It happened with the turn of the leaves, when things change from green to precious gold. I didn’t know what I was looking for, just that I was looking. I didn’t need anything to search for because I never found it anyway. Just looking was enough. The shiny disk of the metal detector glinted in the sun, offering promises never fulfilled. I didn’t mind. It was a nice excuse to go outside. I always needed one; I could never allow myself to enjoy the world without some tangible reason for it. So I looked for metal.
Then one autumn’s day I actually found some.

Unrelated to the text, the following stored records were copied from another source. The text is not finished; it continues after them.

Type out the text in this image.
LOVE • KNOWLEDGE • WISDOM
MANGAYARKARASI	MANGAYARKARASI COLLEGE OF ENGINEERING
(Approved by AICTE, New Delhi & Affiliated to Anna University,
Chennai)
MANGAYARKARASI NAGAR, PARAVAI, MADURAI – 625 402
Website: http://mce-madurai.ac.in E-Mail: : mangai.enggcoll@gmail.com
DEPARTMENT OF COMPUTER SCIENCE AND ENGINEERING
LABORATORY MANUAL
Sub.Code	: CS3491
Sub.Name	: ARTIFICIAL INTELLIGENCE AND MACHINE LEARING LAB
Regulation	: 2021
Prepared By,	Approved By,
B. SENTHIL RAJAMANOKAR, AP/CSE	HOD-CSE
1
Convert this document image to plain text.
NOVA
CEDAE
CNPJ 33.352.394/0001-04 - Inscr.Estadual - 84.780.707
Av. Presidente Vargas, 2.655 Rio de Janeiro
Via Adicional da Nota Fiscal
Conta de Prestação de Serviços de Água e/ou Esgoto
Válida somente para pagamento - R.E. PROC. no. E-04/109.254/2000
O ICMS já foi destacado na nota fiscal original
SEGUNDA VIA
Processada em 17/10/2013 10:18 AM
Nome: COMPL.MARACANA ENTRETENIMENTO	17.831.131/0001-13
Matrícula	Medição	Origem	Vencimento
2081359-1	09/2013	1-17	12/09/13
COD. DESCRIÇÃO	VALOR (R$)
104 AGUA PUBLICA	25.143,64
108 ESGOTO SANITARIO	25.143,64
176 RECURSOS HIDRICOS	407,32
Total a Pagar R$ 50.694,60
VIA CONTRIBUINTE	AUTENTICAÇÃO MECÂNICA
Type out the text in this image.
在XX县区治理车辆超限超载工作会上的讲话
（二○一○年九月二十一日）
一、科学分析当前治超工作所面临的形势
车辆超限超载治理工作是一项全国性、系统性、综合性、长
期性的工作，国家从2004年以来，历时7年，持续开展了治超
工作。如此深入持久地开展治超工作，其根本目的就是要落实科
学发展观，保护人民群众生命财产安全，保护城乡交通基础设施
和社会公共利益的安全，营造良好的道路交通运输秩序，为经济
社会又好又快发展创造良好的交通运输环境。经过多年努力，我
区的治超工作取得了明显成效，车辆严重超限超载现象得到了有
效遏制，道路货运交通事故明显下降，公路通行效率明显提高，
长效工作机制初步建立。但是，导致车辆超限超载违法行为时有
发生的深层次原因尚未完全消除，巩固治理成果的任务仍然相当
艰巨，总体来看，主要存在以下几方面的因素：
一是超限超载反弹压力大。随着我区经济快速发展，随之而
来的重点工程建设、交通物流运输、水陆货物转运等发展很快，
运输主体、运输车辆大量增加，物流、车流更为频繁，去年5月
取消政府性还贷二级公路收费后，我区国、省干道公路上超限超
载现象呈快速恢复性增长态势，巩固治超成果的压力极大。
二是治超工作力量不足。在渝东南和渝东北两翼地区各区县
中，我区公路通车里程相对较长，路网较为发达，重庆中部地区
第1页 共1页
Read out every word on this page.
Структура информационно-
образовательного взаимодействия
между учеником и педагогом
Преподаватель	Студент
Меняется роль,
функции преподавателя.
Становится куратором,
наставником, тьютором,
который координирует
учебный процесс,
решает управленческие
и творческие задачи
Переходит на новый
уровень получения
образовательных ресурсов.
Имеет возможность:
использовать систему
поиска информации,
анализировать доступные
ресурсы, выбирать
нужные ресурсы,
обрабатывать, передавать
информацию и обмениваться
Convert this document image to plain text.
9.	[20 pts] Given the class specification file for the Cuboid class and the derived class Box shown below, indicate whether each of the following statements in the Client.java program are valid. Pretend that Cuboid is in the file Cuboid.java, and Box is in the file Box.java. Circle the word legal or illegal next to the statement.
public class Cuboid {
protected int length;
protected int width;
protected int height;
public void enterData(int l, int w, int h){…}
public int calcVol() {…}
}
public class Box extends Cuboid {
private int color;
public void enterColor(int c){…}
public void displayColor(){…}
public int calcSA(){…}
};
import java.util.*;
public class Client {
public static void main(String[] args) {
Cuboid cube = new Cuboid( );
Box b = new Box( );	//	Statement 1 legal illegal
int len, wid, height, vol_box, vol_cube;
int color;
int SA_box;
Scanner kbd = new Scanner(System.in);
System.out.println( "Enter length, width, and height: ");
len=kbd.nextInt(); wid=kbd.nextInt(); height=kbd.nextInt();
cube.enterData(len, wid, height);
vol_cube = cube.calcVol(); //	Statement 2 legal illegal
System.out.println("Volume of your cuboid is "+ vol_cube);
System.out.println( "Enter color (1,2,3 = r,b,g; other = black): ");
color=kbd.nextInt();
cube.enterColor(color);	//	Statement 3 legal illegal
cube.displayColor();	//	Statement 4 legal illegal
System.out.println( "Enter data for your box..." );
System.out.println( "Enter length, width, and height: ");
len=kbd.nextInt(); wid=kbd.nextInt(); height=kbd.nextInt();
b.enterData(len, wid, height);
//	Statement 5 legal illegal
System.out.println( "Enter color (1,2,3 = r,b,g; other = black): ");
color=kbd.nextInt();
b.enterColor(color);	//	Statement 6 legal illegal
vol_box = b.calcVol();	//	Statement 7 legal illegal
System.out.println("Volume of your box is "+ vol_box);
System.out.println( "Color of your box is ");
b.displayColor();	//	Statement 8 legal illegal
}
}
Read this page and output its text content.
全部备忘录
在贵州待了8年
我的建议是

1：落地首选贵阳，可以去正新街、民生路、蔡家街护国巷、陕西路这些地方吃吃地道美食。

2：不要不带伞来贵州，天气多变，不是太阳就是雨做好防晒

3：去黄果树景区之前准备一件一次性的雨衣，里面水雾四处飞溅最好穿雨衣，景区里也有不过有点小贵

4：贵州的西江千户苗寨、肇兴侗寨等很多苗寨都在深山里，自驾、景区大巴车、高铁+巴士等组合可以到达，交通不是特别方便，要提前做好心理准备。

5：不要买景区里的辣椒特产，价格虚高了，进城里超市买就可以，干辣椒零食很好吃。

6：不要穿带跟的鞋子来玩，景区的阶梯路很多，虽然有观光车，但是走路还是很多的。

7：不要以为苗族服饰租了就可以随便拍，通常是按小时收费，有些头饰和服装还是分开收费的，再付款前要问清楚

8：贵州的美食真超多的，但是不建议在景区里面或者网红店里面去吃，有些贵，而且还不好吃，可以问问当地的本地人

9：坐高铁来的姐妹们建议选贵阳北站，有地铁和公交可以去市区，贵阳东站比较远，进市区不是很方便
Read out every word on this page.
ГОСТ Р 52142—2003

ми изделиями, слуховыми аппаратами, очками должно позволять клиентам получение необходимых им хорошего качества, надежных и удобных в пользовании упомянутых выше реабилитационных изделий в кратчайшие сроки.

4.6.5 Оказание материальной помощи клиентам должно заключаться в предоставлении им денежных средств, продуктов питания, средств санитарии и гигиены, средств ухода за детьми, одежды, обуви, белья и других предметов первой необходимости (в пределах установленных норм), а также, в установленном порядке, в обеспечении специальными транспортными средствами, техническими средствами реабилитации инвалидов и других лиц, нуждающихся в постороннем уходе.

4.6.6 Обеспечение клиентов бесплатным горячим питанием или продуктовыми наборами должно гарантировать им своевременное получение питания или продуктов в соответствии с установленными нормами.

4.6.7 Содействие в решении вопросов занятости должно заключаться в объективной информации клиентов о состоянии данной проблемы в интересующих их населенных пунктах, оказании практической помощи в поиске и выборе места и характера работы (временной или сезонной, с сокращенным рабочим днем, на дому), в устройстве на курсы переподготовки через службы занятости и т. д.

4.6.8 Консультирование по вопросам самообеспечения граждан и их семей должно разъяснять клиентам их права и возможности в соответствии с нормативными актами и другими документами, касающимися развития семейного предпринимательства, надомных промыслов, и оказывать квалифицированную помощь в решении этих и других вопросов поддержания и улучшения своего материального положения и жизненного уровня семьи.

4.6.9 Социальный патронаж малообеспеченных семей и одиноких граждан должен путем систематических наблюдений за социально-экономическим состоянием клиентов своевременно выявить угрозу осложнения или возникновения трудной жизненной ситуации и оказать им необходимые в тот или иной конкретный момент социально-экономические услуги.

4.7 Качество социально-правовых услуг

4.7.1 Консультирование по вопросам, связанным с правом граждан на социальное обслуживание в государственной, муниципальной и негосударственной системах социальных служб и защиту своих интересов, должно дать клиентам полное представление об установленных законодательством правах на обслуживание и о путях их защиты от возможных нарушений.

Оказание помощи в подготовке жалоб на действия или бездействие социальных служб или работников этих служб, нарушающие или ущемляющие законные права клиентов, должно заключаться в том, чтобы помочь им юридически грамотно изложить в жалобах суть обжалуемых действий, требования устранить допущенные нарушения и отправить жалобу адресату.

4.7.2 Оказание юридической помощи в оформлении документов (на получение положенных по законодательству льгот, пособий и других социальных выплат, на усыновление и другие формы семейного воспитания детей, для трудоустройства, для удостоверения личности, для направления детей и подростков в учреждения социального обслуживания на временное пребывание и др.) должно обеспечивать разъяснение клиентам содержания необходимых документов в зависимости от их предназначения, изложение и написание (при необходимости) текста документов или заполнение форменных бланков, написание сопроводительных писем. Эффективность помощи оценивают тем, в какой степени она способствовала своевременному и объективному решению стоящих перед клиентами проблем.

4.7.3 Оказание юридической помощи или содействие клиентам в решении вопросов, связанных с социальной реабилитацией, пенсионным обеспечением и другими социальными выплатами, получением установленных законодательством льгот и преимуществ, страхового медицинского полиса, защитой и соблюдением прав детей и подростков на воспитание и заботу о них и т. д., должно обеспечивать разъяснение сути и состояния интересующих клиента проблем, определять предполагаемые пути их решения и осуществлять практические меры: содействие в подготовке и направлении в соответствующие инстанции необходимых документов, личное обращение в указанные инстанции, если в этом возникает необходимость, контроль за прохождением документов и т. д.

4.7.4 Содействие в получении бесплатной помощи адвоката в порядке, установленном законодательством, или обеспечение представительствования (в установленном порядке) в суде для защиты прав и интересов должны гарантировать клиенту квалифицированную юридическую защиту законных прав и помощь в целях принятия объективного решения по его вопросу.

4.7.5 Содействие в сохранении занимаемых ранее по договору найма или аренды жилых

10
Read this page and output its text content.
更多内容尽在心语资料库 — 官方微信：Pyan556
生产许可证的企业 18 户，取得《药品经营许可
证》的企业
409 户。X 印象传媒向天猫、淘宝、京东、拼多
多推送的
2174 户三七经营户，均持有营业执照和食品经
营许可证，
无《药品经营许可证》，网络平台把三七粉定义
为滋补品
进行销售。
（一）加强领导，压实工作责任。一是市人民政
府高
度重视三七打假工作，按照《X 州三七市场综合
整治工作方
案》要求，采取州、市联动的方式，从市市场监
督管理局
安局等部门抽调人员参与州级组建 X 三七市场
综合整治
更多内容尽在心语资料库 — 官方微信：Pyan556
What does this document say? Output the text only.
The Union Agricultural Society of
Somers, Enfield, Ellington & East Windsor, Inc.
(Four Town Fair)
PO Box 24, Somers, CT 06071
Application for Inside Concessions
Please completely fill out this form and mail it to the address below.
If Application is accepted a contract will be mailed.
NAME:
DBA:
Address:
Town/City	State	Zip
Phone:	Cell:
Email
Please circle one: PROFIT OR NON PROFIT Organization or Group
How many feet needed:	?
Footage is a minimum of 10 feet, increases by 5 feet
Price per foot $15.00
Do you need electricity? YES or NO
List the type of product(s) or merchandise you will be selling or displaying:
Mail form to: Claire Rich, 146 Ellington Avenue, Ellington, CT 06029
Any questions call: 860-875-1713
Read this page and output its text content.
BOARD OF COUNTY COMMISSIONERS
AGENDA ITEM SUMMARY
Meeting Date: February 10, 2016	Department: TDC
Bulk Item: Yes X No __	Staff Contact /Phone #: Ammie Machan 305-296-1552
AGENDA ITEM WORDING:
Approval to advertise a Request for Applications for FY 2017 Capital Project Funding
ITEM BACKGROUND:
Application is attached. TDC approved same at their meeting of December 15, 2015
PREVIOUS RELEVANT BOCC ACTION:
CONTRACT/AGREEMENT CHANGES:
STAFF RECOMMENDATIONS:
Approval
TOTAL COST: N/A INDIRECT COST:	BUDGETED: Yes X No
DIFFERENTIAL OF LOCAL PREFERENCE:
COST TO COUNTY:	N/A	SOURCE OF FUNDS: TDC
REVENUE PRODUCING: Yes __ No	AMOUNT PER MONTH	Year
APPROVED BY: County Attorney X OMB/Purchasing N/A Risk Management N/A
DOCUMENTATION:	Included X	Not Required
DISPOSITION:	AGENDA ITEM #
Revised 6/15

The detector startled me as it bleeped wildly – after all, it was a sound I’d only heard once before, when I tested the thing as it came out of the box. I stared at the flat, bare ground before me, confused as to what came next. I’d never anticipated this moment. Eventually I got onto my knees and dug into the soft earth with my hands. It wasn’t particularly cold yet and the soil came away easily. I kept digging and never found anything but I was so curious I couldn’t stop. When I got to about a foot down with still nothing, I tried the metal detector again. It bleeped, so I kept digging.
The sun was setting and I was still digging. I would periodically check to see if the mystery item was still there. It was. I kept going, until I was certain I’d gone down further than the metal detector’s range. My hands bled but by that time I couldn’t feel them anyway. I plunged them down to take another scoop of earth and they smacked into something cold and hard. I dusted the loose soil away frantically, revealing something smooth beneath.
I frowned. The full moon was high in the sky, casting silver light into the hole. It was a face. A metal face with dead, circular eyes and a hollow rectangle for a mouth. Everything smelled like soil and blood.
I flinched at the metallic voice. It hadn’t come from the face. It had come from behind me. From the metal detector.
I looked back to the face. Both eyes were lit with a soft blue light, the left one flickering. My mouth was dry and slowly the feeling was returning to my hands. They burned and shook.
“IS IT TIME?” asked the metal detector. I turned and picked it up, inspecting it. It looked normal, with no spot I could guess at as being speakers.
“Time for what?” I asked it, feeling silly.
“IT IS TIME,” said the face behind me, and something hit me on the back of the head.
I fell face first to the ground and darkness took me, and when I finally woke again Edinburgh was already gone.